Pipeline components ready.


## 5. The Training Step

Now we perform a single training iteration manually. This corresponds to the `update_policy` function in `lerobot_train.py`.

**The Flow:**
1.  **Fetch Batch**: Get a dictionary of tensors (images, states, actions) from the dataloader.
2.  **Preprocess**: Normalize the batch (on CPU).
3.  **Move to Device**: Send data to GPU/CPU.
4.  **Forward Pass**: `policy(batch)` computes the loss.
    -   ACT uses a VAE objective: `loss = reconstruction_loss + kl_weight * kld_loss`.
    -   It tries to reconstruct the `action` chunk given the `observation` and the `latent`.
5.  **Backward Pass**: Compute gradients.
6.  **Optimizer Step**: Update model weights.

In [15]:
# 1. Fetch a single batch
dl_iter = iter(dataloader)
batch = next(dl_iter)
print("Raw batch keys:", batch.keys())

# 2. Preprocess (Normalization)
# Note: The preprocessor expects data on CPU usually, but handles device internally if configured.
batch = preprocessor(batch)

# 3. Move batch to device
for key in batch:
    if isinstance(batch[key], torch.Tensor):
        batch[key] = batch[key].to(device)

# Set policy to training mode
policy.train()

# 4. Forward Pass
# The policy.forward() method handles the complex logic of the ACT model:
# - Encoding images with ResNet
# - Encoding action sequence with VAE encoder (to get z)
# - decoding with Transformer
# - Computing L1 loss (action reconstruction) and KL loss (VAE regularization)
loss, output_dict = policy.forward(batch)
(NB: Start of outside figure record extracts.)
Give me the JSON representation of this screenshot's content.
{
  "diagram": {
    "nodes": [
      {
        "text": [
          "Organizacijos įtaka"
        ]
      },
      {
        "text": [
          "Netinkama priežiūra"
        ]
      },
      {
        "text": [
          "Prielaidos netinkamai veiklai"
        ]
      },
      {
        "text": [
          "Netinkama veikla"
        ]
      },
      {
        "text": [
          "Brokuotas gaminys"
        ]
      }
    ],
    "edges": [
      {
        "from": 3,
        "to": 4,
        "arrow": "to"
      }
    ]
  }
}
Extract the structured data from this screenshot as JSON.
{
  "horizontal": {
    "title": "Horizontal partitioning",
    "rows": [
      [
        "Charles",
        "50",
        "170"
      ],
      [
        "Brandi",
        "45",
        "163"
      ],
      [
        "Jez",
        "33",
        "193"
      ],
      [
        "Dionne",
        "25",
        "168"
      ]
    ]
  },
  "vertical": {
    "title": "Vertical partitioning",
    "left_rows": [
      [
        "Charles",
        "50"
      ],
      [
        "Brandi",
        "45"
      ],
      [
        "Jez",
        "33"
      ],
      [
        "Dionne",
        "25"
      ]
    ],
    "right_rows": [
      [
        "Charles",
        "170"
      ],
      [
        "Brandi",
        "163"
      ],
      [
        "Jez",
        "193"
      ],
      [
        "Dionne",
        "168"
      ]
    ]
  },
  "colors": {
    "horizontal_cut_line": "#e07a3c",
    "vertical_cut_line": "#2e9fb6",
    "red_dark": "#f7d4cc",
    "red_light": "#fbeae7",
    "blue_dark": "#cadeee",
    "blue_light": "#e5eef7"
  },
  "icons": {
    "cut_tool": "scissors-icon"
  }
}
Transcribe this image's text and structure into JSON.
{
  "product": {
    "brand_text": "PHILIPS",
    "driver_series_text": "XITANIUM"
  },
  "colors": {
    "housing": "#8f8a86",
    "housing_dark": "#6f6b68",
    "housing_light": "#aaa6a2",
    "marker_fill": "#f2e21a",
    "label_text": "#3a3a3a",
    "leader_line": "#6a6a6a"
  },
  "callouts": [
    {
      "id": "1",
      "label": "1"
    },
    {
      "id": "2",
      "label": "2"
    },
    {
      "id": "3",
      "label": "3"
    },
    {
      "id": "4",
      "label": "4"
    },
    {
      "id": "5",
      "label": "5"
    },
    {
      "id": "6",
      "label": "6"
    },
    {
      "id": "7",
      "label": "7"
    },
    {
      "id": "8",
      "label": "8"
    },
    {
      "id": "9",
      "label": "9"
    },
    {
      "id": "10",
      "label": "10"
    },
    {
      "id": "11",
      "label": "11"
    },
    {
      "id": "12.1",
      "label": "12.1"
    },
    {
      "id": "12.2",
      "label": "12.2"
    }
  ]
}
print("\n--- Training Step Results ---")
print(f"Total Loss: {loss.item():.4f}")
print("Component Losses:", output_dict)

# 5. Backward Pass
optimizer.zero_grad()
loss.backward()

# Clip gradients (standard practice for Transformers)
grad_norm = torch.nn.utils.clip_grad_norm_(
    policy.parameters(), cfg.optimizer.grad_clip_norm
)
print(f"Gradient Norm: {grad_norm.item():.4f}")

# 6. Optimizer Step
optimizer.step()

print("Weights updated successfully!")

Raw batch keys: dict_keys(['observation.image', 'observation.state', 'action', 'episode_index', 'frame_index', 'timestamp', 'next.reward', 'next.done', 'next.success', 'index', 'task_index', 'action_is_pad', 'task'])
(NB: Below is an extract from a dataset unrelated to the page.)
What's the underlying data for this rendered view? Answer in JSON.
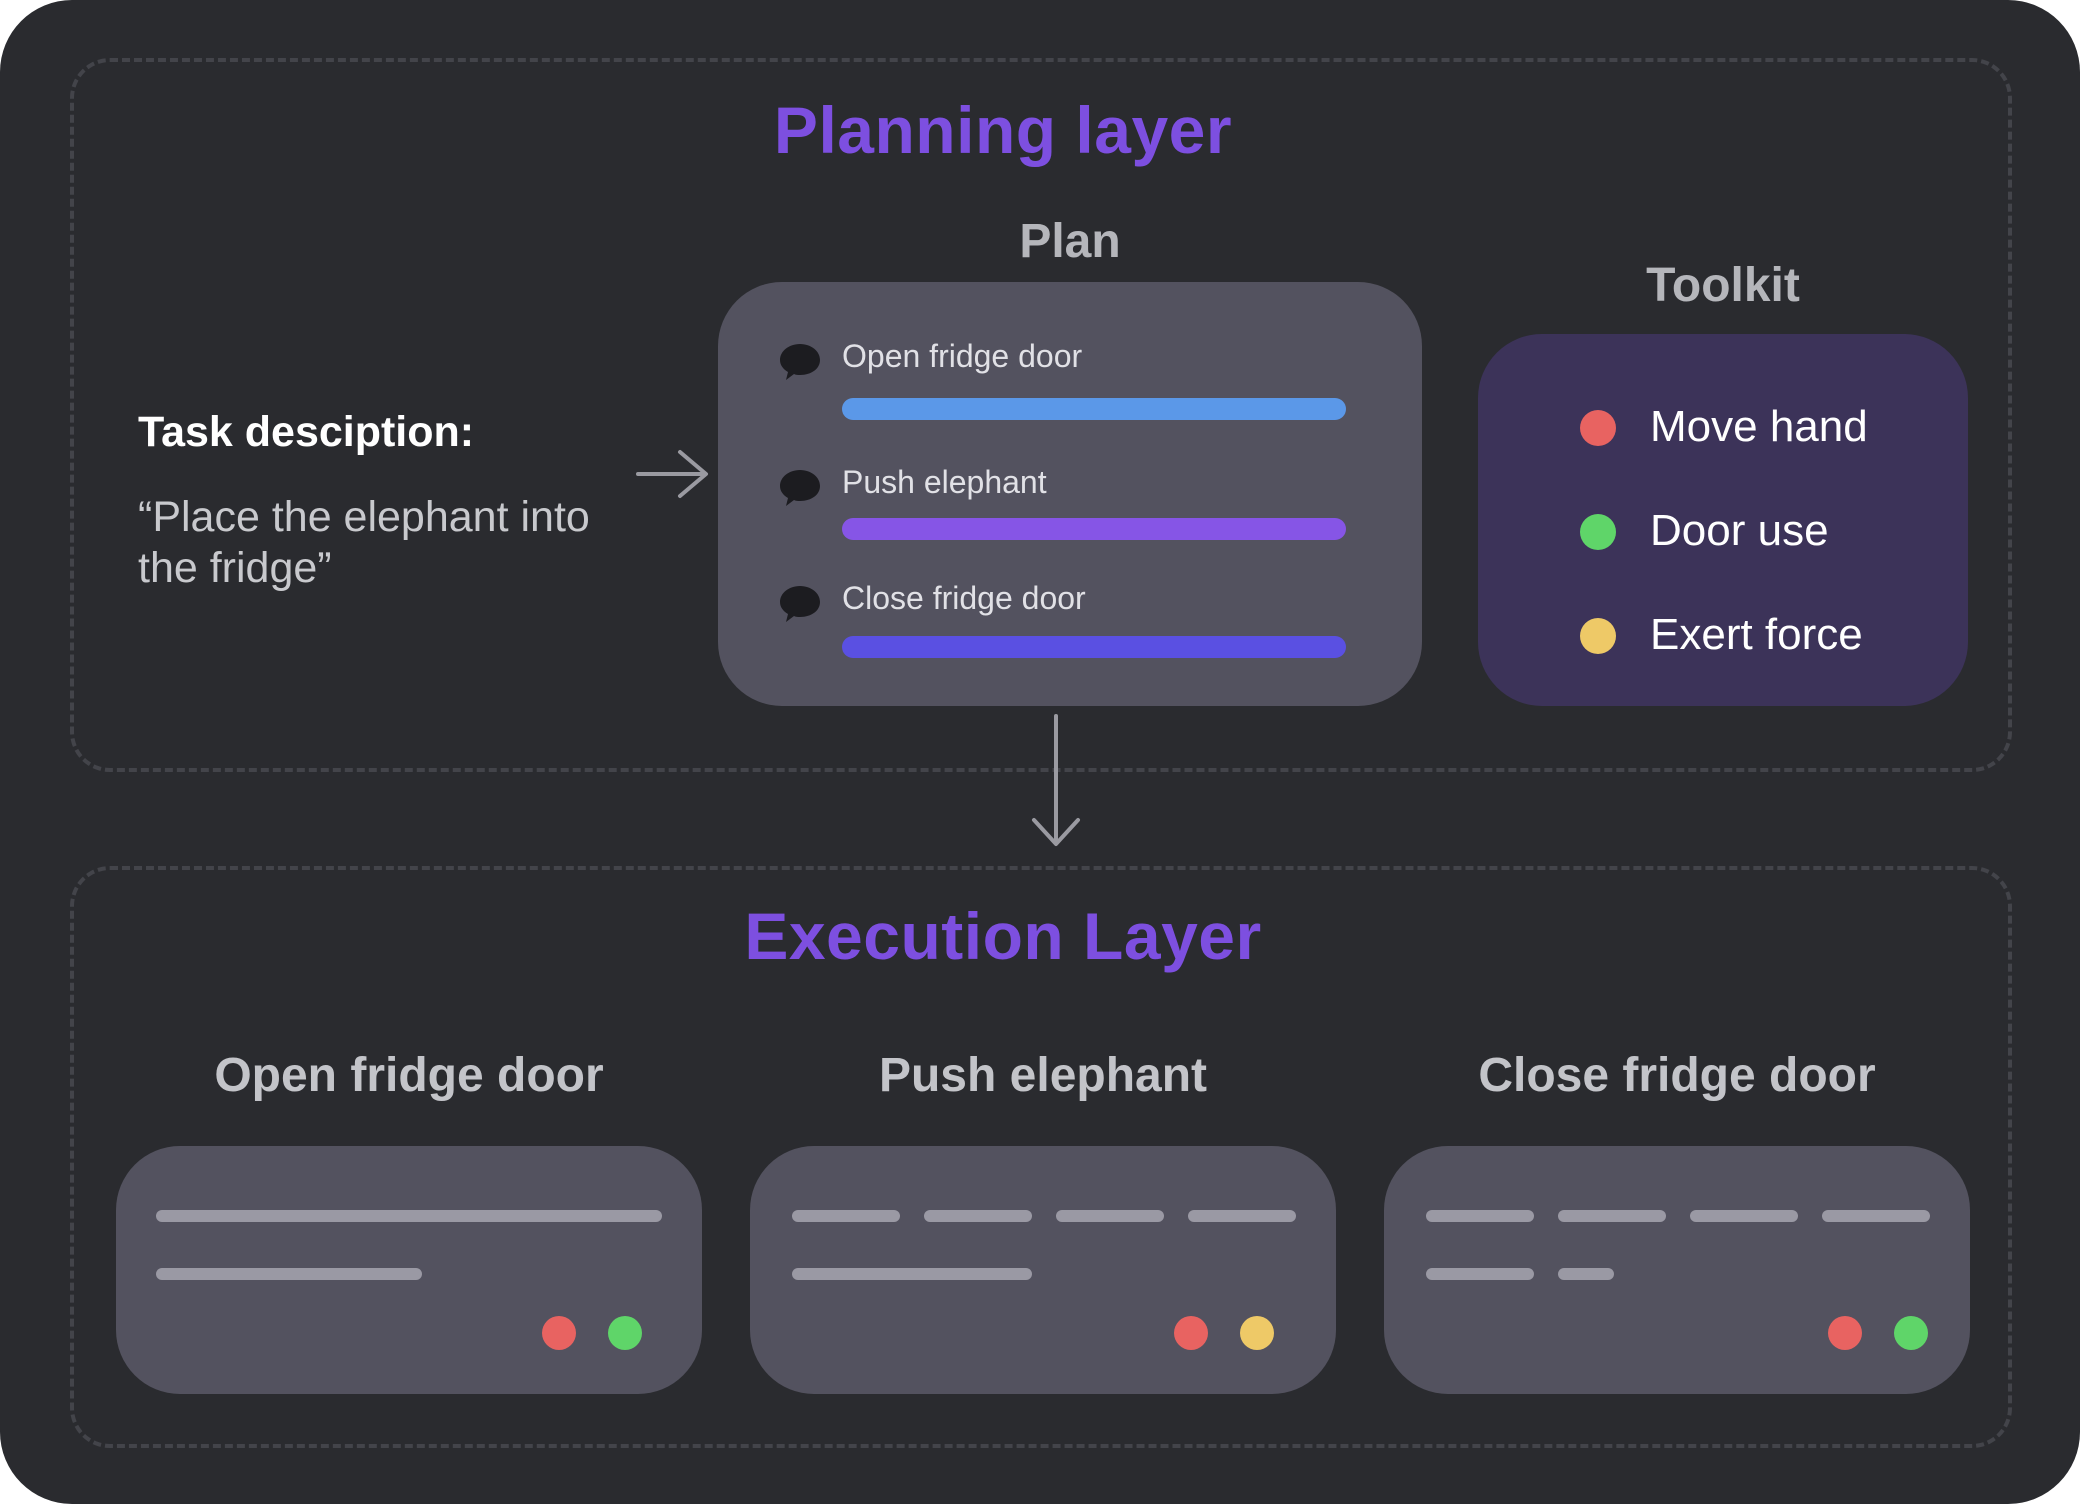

--- Training Step Results ---
Total Loss: 66.0094
Component Losses: {'l1_loss': 0.7924197912216187, 'kld_loss': 6.521697044372559}
Gradient Norm: 1103.7797
Weights updated successfully!


## Conclusion

You've successfully run one step of ACT training! 

**Key Takeaways:**
- The `make_dataset` and `make_policy` helpers simplify initialization significantly.
- `preprocessor` is critical; the model expects normalized inputs.
- The policy's `forward` method encapsulates the specific algorithm logic (ACT's VAE + Transformer), returning a ready-to-optimize loss.

In the full training script, this loop repeats for thousands of steps, with added logic for:
- Checkpointing (saving the model).
- Evaluation (running the policy in a simulation/real robot).
- Logging (WandB).
- Distributed training (multi-GPU).